Sighing with regret, Penfeld turned away and plodded toward the native village.

He caressed the worn envelope between his fingers, fearing it was not the poor little girl who needed

his master, but his poor master who needed the girl.

* * *

Emily shifted her bustle with both hands, watching with amused interest the battle taking place at the

stern of the steamer. Three hours had passed with no sign of Barney's boat. Doreen alternated between searching the horizon with a rusty spyglass and threatening the half-deaf, and, Emily suspected, half-daft steamer captain into drifting for one more hour. The captain's little mail packet ran only once a month from Melbourne to Auckland, and he was determined to sail.

While Doreen squawked and the captain bellowed, Emily turned back to the water, preferring the soothing lap of the waves against the hull. The balmy wind tore at her curls. The sun drifted like a

golden feather into the sea. How ironic that after all those years of waiting, she had spent her last ounce of energy trying to abort this trip. They would never have gotten her aboard the ship from England if

they hadn't laced her coffee with a dose of belladonna that had almost killed her.

They were determined to deliver her to the one man in the world she loathed more than them—Justin Connor.

The roar of the steamer's engines shook the deck. Emily clutched the rail, feeling the pistons throb to

life like her hatred for her guardian.

Rumors had flown through London society when the only son of the wealthy duke had failed to return from his New Zealand expedition. Girls Emily had once called friends brought her the murmured tales from their parents' drawing rooms, their malice masked by well-meaning sighs of pity and pointed

glances at her shabby frocks and scuffed boots.

In the best London circles Justin Connor's very name came to embody danger and romance. At the school it was whispered in tones of naughty reverence. Emily wasn't the only girl who drifted into sleep with his image swashbuckling through her dreams.

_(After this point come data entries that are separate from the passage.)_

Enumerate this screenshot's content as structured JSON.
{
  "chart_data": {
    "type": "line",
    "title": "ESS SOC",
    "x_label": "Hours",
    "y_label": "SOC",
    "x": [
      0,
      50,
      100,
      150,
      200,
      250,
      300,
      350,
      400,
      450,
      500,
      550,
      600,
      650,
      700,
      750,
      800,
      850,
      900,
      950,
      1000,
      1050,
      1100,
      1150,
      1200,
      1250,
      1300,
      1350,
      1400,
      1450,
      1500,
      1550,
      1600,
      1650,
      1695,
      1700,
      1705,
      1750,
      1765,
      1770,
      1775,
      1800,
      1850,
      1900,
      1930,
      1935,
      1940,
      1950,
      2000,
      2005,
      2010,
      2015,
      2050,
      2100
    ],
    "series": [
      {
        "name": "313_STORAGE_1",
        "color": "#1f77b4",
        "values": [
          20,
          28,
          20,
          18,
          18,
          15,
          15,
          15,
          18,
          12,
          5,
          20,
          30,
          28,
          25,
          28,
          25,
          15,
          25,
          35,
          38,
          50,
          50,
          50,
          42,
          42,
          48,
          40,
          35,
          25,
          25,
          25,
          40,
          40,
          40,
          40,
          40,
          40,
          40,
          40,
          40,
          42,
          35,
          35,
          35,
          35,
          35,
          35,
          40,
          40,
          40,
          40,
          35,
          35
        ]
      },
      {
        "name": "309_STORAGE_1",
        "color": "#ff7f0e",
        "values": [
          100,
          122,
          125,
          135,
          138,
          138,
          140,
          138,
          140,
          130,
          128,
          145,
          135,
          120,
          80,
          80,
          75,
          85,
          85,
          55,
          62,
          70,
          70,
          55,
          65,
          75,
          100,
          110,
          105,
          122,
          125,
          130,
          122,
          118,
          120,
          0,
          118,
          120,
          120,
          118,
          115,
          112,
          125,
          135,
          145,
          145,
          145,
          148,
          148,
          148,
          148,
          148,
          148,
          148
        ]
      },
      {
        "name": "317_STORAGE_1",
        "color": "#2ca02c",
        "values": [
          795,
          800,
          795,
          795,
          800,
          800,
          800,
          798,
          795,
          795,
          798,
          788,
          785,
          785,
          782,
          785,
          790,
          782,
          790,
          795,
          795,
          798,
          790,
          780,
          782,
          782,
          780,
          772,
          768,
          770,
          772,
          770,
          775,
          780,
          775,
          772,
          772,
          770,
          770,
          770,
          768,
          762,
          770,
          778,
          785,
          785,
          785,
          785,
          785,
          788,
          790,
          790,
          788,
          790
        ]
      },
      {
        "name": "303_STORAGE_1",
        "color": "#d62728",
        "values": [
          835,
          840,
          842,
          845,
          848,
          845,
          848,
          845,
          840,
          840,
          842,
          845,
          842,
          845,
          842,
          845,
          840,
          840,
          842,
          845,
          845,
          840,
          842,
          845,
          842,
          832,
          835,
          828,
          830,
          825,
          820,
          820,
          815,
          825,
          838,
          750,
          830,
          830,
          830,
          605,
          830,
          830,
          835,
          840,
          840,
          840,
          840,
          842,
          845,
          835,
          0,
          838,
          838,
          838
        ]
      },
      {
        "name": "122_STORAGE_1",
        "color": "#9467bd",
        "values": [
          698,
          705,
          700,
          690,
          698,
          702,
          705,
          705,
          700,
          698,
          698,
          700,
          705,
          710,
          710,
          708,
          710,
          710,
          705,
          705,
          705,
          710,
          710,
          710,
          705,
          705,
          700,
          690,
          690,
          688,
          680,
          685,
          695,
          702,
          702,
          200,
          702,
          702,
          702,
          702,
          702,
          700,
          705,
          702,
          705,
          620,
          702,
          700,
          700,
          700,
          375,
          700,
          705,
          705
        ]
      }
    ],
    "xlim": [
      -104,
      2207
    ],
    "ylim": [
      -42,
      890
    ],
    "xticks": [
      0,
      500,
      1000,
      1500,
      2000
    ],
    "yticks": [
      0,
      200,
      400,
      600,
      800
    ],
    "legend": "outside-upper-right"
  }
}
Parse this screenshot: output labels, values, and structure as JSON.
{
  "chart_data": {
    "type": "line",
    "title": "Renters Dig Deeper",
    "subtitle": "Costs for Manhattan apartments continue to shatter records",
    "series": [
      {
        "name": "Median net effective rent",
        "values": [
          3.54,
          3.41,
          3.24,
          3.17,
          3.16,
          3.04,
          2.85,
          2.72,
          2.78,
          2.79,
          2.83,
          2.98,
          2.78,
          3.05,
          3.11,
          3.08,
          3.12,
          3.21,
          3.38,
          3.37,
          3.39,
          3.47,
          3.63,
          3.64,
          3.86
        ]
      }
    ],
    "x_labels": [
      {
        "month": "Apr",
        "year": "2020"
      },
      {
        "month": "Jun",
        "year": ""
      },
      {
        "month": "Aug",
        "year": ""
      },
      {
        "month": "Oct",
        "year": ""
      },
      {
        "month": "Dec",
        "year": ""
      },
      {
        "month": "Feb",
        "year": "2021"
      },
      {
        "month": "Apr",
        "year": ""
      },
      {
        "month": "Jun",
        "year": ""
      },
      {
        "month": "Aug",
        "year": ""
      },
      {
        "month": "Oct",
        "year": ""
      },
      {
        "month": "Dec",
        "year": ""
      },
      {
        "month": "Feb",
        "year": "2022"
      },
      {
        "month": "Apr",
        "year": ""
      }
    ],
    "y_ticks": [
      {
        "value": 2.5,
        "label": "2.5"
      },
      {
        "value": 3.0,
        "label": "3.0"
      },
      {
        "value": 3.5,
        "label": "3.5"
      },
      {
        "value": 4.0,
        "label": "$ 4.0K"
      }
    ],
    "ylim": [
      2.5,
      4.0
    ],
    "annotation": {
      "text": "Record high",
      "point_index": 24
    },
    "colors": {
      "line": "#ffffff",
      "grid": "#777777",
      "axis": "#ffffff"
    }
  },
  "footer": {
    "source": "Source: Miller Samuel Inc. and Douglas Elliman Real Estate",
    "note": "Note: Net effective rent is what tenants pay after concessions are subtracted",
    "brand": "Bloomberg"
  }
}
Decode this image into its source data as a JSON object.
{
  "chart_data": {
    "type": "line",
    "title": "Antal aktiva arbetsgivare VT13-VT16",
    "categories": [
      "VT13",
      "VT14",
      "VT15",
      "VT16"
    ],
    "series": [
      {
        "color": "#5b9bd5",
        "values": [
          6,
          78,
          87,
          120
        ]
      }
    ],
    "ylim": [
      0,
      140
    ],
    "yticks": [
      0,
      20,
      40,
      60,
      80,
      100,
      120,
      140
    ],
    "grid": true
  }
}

Most believed him a dashing adventurer, a speculator who had made his fortune gambling in land and

gold and human lives. They swore he had cast aside his own family and had scoffed at their written

pleas to come home and take his rightful place as heir to the Winthrop shipping fortune.

Emily narrowed her eyes. She could well imagine him ensconced on the fertile New Zealand coast,

living in the handsome Victorian mansion he had built with her father's gold . . . and her father's blood. Perhaps he had his own daughter by now—a golden-haired little doll-child swathed in love and lace. In seven years he had sent her not one personal note, not one word of kindness. Miss Winters had taken great pains to show her the stilted messages, the pathetic handfuls of pound notes and shillings.

After a few weeks of such obvious neglect, they had given her spacious sitting room to Cecille du Pardieu, a china-faced brat who was rumored to be the illegitimate daughter of an Austrian prince. It

was only Miss Winters's fear of Emily's mysterious guardian that stopped her from casting her into the streets. It was decided she would earn her bread by teaching the younger girls who had once been her adoring equals.

In her tiny attic box-room, Emily had crawled beneath the gables and rubbed a clean spot on the sooty glass with her sleeve. She had gazed for hours across the grimy ocean of roofs and chimneys and waited for Mr. Connor to come and take her away.